Adrien Doucet (he/him/they/them)

Adrien is an educator, musician, actor, performer and director from St. John's, NL. He has been the music specialist for Vanier Elementary for 10 years and has a Bachelor of Music and Music Education from Memorial, where Adrien is also completing his Master of Education program. It is through his Master journey that Adrien developed an interest in and connection to restorative justice and the relationships first approach. The focus of Adrien’s Master’s studies has been to explore the relationship between vulnerability and learning.  - How do we grow without first challenging ourselves to be comfortable with the unknown? How can we master skills through play without being comfortable with the inevitable ‘mistakes’? As educators or life-long learners, how can we embrace this mindset and model it for our students or peers? 
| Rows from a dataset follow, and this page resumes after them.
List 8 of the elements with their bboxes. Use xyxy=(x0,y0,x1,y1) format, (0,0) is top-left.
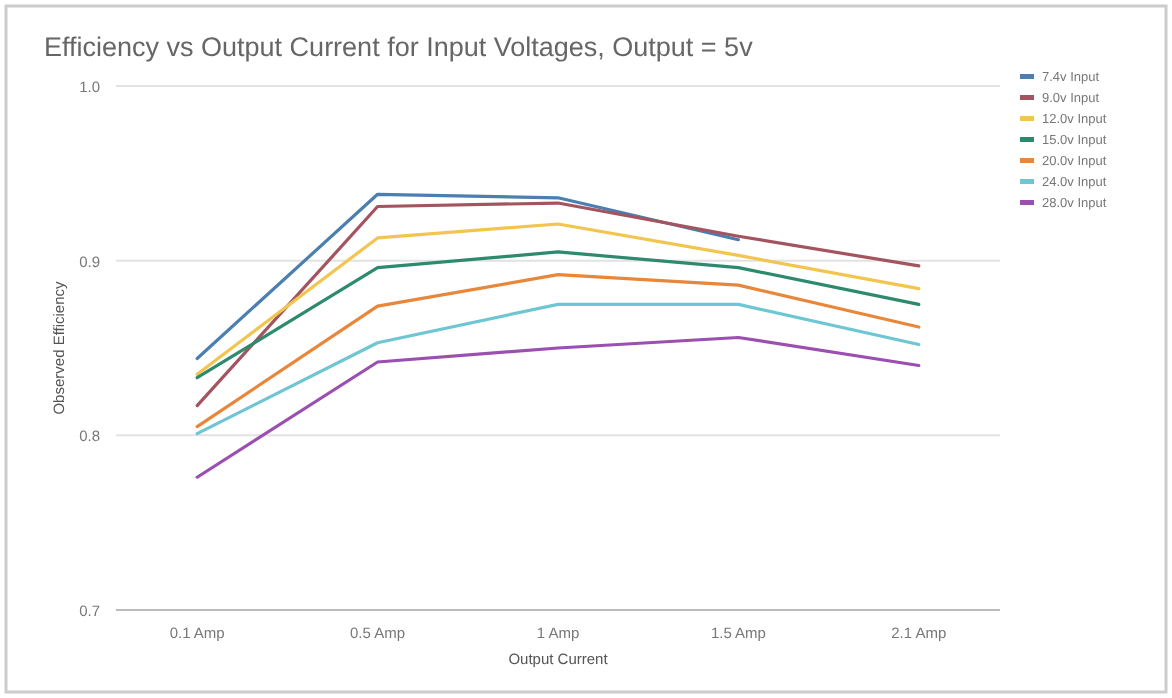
line-series xyxy=(195,201,921,408)
line-series xyxy=(195,222,921,376)
line-series xyxy=(195,250,921,380)
line-series xyxy=(195,302,921,436)
line-series xyxy=(195,192,741,361)
chart-title: Efficiency vs Output Current for Input Voltages, Output = 5v xyxy=(44,32,754,62)
line-series xyxy=(195,335,921,479)
line-series xyxy=(195,273,921,429)
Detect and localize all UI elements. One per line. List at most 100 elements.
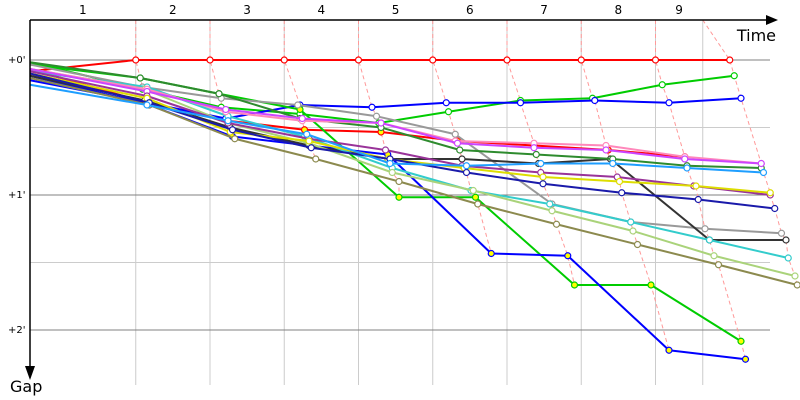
- data-point: [224, 117, 232, 125]
- data-point: [681, 155, 689, 163]
- series-line: [29, 68, 762, 165]
- data-point: [462, 162, 471, 170]
- data-point: [222, 105, 230, 114]
- series-line: [29, 68, 796, 277]
- data-point: [665, 99, 673, 107]
- data-point: [206, 56, 214, 64]
- y-tick-label: +1': [8, 190, 26, 201]
- data-point: [537, 159, 545, 168]
- data-point: [451, 130, 459, 138]
- data-point: [730, 72, 738, 80]
- y-axis-arrow-icon: [25, 366, 35, 380]
- data-point: [591, 96, 599, 105]
- data-point: [429, 56, 437, 64]
- data-point: [609, 159, 617, 168]
- data-point: [228, 126, 237, 134]
- data-point: [651, 56, 660, 64]
- data-point: [694, 195, 702, 204]
- data-point: [532, 150, 540, 159]
- series-line: [29, 72, 775, 210]
- data-point: [647, 281, 655, 289]
- data-point: [791, 272, 799, 280]
- series-line: [29, 61, 762, 169]
- data-point: [705, 236, 714, 244]
- data-point: [618, 189, 626, 197]
- data-point: [453, 139, 462, 147]
- lap-label: 6: [466, 3, 474, 17]
- data-point: [381, 146, 390, 154]
- data-point: [782, 236, 790, 244]
- data-point: [280, 56, 288, 64]
- lap-line: [702, 19, 798, 286]
- data-point: [570, 281, 579, 289]
- data-point: [777, 229, 786, 237]
- data-point: [444, 108, 453, 116]
- data-point: [372, 112, 381, 120]
- lap-label: 2: [169, 3, 177, 17]
- data-point: [395, 177, 403, 186]
- data-point: [701, 225, 709, 233]
- data-point: [386, 159, 394, 168]
- series-1: [29, 56, 734, 73]
- data-point: [658, 81, 666, 89]
- data-point: [629, 227, 637, 235]
- data-point: [726, 56, 734, 64]
- data-point: [757, 159, 765, 168]
- data-point: [766, 189, 774, 197]
- x-axis-arrow-icon: [766, 15, 778, 25]
- series-line: [29, 59, 730, 73]
- data-point: [298, 114, 306, 123]
- data-point: [546, 200, 554, 208]
- series-line: [29, 63, 782, 235]
- lap-label: 3: [243, 3, 251, 17]
- data-point: [771, 204, 779, 213]
- data-point: [737, 337, 745, 345]
- data-point: [784, 254, 792, 262]
- series-line: [29, 68, 762, 165]
- data-point: [516, 99, 525, 107]
- data-point: [577, 56, 585, 64]
- series-line: [29, 77, 798, 286]
- data-point: [564, 252, 572, 260]
- lap-label: 4: [318, 3, 326, 17]
- data-point: [354, 56, 363, 64]
- data-point: [294, 101, 302, 109]
- data-point: [458, 155, 466, 163]
- lap-label: 8: [615, 3, 623, 17]
- data-point: [395, 193, 403, 201]
- data-point: [665, 346, 673, 354]
- y-axis-label: Gap: [10, 377, 42, 396]
- data-point: [737, 94, 745, 102]
- data-point: [692, 182, 700, 190]
- series-11: [29, 77, 800, 289]
- data-point: [548, 207, 556, 215]
- data-point: [368, 103, 376, 111]
- data-point: [793, 281, 800, 289]
- data-point: [312, 155, 320, 163]
- data-point: [615, 177, 624, 186]
- data-point: [741, 355, 750, 363]
- data-point: [303, 130, 311, 138]
- data-point: [714, 261, 723, 269]
- lap-label: 7: [540, 3, 548, 17]
- data-point: [469, 186, 477, 195]
- data-point: [307, 144, 315, 152]
- data-point: [530, 144, 538, 152]
- series-line: [29, 83, 764, 174]
- data-point: [683, 164, 691, 172]
- data-point: [456, 146, 464, 154]
- data-point: [710, 252, 718, 260]
- series-line: [29, 70, 771, 196]
- data-point: [759, 168, 768, 177]
- data-point: [539, 180, 547, 188]
- data-point: [633, 240, 642, 249]
- data-point: [471, 193, 480, 201]
- series-18: [29, 83, 768, 177]
- data-point: [215, 90, 223, 98]
- data-point: [627, 218, 635, 226]
- lap-label: 1: [79, 3, 87, 17]
- data-point: [503, 56, 511, 64]
- x-axis-label: Time: [736, 26, 776, 45]
- lap-label: 5: [392, 3, 400, 17]
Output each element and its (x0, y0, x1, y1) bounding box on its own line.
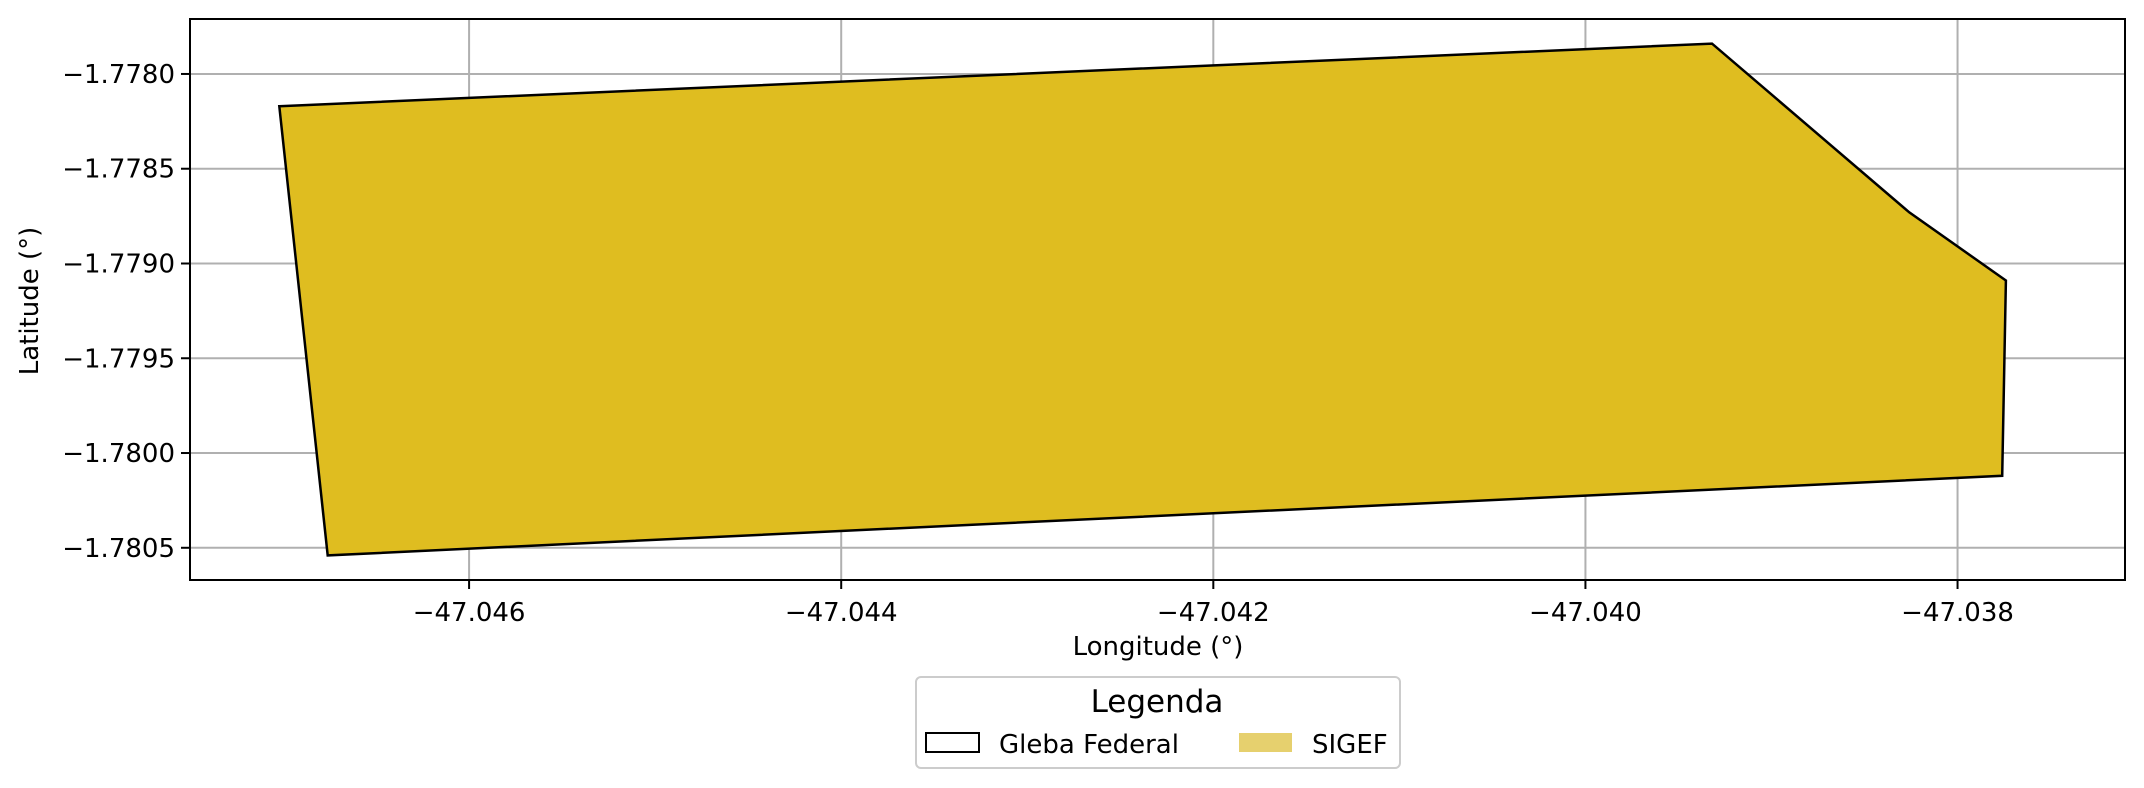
y-tick-label-4: −1.7800 (62, 439, 175, 469)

For Adrien, his teaching style is largely derived from considering these questions and a relationships first view; If we seek to learn, we must seek to listen, watch, feel, and notice what others and our surroundings have to offer. We alone do not have all the answers, but through our shared togetherness, we can more sustainably reach our common goals.

Adrien has a passion for music, visual and performance art, and a keen interest in promoting the marginalized, oppressed, and divergent voices and perspectives. He believes strongly that as a global interconnected society this uplifting and empowering is where we have the most potential for learning. 

Adrien is a founder of Projekt Chamber Voices, a new contemporary chamber choir in St. John's, and has performed extensively with Quintessential Vocal Ensemble, Newman Sound Men's Chorus, and Jazz East Big Band. In summers, Adrien also leads choirs and Orff ensembles at Suzuki Talent Education Program camp. On stage, Adrien performs regularly with Tada! Productions (Our Divas Do Christmas, La Cage aux Folles, Jesus Christ Superstar, White Christmas, Evita, Chicago) and Best Kind Productions (UrineTown, Avenue Q, 25th Annual Putnam County Spelling Bee). 

Adrien is looking forward to sharing what he has learned about rj from his lens in the classroom, the staff room, the podium, the community, and with ourselves. Indigenous stories and perspectives matter, all Children Matter, Black Lives Matter, and our Queer and Trans Youth Need Protecting. 

Jessica Webb 

B.Sc. (Hons), Queen’s; B.Ed., Lakehead, M. Ed., Memorial, pronouns: she/they 

Jessica Webb is a Program Development Specialist with the Department of Education, Government of Newfoundland and Labrador focusing on Safe, Caring and Inclusive Schools.  

Previous work included almost 5 years as Program Itinerant for Safe and Inclusive Schools with the Newfoundland and Labrador English School District, facilitating professional learning about restorative justice in education to hundreds of teachers. Jessica also spent 20 years loving every minute of teaching science in junior high. Jessica has also been a per-course instructor at Memorial University for ED6463, Relationships First: Rethinking Educational Engagement.

Jessica has a passion for restorative justice along with diversity, equity, inclusion and reconciliation work. Jessica holds a Certificate in Restorative Justice (Simon Fraser) and is currently working towards a Certificate in Conflict Resolution and Mediation (Conrad Grebel College, University of Waterloo) including Advanced Peacemaking Circles. Jessica also volunteers with Community Justice Connect, which provides conflict resolution services to Indigenous, racialized and religious minority communities throughout Newfoundland and Labrador. 

Jessica’s goal is to build capacity for a holistic understanding of restorative justice in education.